In this notebook, I experimented with various models to understand which architecture performs best on disaster tweet classification. The models tested include traditional baselines, RNNs, CNNs, and transfer learning approaches. Below is a brief summary of each model used:

  • Model 0: Naive Bayes (Baseline)
  • Model 1: Feed-forward Neural Network (Dense Model)
  • Model 2: LSTM Model (RNN)
  • Model 3: GRU Model (RNN)
  • Model 4: Bidirectional-LSTM Model (RNN)
  • Model 5: 1D Convolutional Neural Network (CNN)
  • Model 6: TensorFlow Hub Pretrained Feature Extractor (Transfer Learning)
  • Model 7: TensorFlow Hub with 10% of Training Data (Transfer Learning)

Dataset

The dataset includes tweets labeled for whether they are disaster-related.

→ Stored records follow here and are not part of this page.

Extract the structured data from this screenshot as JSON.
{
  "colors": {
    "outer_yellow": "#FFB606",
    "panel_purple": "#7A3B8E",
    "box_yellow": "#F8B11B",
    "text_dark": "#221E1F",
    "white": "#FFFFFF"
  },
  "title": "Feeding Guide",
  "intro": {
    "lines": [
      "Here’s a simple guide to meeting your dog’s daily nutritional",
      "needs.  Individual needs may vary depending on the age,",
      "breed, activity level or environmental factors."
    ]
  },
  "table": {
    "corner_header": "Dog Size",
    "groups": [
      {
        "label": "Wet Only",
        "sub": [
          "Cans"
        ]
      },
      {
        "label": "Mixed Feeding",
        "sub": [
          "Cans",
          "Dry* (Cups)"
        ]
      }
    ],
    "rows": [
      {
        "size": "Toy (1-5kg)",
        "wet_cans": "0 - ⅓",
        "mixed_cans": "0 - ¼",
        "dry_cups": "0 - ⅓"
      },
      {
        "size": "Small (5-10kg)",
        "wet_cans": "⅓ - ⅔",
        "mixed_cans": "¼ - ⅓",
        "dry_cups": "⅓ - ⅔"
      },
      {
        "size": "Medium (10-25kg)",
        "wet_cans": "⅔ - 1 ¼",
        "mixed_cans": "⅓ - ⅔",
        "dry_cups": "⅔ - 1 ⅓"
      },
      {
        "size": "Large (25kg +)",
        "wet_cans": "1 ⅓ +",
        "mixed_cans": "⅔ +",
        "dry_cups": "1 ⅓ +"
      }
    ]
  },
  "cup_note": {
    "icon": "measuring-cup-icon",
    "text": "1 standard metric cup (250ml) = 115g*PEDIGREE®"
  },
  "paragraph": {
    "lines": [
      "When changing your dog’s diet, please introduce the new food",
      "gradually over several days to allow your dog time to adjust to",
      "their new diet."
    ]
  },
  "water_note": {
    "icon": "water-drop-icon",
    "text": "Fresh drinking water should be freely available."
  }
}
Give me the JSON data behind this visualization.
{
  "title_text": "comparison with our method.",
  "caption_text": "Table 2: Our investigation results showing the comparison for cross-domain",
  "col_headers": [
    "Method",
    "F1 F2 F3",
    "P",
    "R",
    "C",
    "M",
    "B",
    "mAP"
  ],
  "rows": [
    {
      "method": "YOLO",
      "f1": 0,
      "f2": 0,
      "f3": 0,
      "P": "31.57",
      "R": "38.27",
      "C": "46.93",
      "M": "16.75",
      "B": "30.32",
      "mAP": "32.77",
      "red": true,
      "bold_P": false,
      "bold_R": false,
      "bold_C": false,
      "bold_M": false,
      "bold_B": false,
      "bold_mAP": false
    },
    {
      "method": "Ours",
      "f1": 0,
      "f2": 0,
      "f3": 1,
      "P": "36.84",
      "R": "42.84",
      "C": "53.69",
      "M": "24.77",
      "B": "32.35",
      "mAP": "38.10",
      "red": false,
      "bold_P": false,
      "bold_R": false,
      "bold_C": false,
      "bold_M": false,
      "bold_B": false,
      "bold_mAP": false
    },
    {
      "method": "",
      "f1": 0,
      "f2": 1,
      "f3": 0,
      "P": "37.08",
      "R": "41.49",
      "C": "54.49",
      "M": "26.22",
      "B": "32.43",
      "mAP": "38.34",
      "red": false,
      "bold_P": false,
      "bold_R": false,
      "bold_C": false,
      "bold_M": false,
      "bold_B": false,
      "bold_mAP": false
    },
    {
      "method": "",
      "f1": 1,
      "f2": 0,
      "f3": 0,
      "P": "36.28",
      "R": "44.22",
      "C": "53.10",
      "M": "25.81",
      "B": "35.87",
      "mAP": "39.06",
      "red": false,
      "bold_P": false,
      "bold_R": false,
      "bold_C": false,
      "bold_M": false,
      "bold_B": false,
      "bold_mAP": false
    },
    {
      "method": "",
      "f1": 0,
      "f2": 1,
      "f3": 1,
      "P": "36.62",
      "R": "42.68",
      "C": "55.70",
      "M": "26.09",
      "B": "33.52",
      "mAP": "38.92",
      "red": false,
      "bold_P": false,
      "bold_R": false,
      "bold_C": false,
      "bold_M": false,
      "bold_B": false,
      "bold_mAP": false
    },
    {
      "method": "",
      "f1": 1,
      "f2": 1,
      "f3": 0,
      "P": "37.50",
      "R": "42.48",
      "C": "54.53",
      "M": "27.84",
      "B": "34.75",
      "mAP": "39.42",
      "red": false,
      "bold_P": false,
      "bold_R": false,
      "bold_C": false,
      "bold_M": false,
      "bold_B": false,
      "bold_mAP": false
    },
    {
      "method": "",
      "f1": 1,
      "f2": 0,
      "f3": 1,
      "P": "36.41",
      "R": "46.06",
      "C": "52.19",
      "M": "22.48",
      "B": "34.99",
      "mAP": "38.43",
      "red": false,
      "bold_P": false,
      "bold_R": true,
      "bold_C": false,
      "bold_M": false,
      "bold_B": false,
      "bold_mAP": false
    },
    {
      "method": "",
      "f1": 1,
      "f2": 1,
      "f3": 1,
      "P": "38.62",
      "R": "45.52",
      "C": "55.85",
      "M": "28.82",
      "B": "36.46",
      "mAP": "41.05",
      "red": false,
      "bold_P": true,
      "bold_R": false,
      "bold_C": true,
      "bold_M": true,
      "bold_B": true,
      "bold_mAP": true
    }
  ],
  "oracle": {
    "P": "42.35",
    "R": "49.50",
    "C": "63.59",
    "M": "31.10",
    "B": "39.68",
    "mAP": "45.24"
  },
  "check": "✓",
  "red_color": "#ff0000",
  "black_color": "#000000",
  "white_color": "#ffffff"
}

The dataset is part of a previous Kaggle competition: https://www.kaggle.com/competitions/nlp-getting-started

Results

Results for each model are analyzed based on accuracy, F1-score, and other relevant metrics to evaluate their suitability in real-world disaster situations. For a quick comparison:

How to Use

Clone the repository. Install the required dependencies: pip install -r requirements.txt Run the notebook to train and evaluate each model.